Of course, I am biased toward my alma mater George Mason, but their recent Final Four run in the NCAA tournament brought forward some interesting analogies – wholly relevant to my typical writings. Consider this story from GMU.edu:
“Economics at Mason a Lot Like Basketball The success of the men’s basketball team has allowed many of Mason’s academic departments to explore their own achievements. Recently, in an article on Slate.com, economic professors Alexander Tabarrok and Peter Boettke compared the Patriots to their department’s own surprising successes. “The George Mason economics department – which didn’t even award PhDs until 1983 – has two Nobel Prize winners on its faculty. What’s remarkable is that Mason’s freewheeling basketball team and its free-market academic teams owe their successes to very similar, market-beating strategies,” they wrote. “George Mason University has excelled on the court and in the classroom by daring to be different. Its basketball team and academic programs began with the (correct) assumption that they couldn’t hope to compete against the top schools in their fields – say, Harvard Law School or the Duke Blue Devils – by directly imitating their methods.” The professors say Mason’s free-market-oriented economics department got started “with a heretical premise: The academic market is inefficient, so how can we exploit it?
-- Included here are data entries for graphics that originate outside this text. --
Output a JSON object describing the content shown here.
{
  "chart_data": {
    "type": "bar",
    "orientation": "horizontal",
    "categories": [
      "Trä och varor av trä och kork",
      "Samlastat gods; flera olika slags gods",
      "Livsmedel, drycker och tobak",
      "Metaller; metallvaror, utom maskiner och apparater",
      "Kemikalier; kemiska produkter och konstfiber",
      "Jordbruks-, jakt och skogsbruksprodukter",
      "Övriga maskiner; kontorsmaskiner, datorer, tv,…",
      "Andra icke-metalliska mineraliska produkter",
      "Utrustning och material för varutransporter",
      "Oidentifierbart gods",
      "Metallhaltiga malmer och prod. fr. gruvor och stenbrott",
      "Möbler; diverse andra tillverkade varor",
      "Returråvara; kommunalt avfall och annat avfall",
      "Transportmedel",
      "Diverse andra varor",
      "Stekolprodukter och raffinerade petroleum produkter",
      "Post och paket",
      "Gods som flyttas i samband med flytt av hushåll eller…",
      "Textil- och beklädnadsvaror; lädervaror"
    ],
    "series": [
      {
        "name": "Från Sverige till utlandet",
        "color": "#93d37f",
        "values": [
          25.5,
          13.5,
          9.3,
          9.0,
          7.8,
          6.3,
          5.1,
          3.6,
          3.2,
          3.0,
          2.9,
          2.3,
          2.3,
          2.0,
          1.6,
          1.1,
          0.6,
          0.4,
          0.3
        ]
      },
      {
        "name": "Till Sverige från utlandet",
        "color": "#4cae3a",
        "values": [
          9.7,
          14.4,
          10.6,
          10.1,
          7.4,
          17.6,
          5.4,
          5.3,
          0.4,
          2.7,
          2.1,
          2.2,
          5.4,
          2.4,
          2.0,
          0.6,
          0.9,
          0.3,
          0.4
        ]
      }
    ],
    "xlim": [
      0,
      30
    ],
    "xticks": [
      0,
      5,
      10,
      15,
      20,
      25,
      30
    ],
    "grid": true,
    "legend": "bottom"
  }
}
George Mason University knew it couldn’t afford to be a first-class MIT and didn’t want to be a second-class MIT, so successive chairs of the department, backed by entrepreneurial university presidents George Johnson and Alan Merten, looked for unexploited opportunities.” Some of those opportunities included recruiting world-class, but unconventional, academics. “James Buchanan, George Mason University’s first Nobel Prize winner, has never had an Ivy League position … Gordon Tullock, a potential future Nobelist, has no degree in economics and took only one class in the subject. [Nobel Prize winner] Vernon Smith, who moved his team from the University of Arizona (again, no Harvard) to George Mason University in 2001, had to fight to get people to treat experimental economics as more than a cute parlor game.” The professors concluded, “The odds are still against George Mason University on the court and in classrooms … Building with the odds stacked against you is difficult, but George Mason University proves it can be done. Look for undervalued assets, eschew political correctness and take the long view…”
Trend following is still an undervalued asset!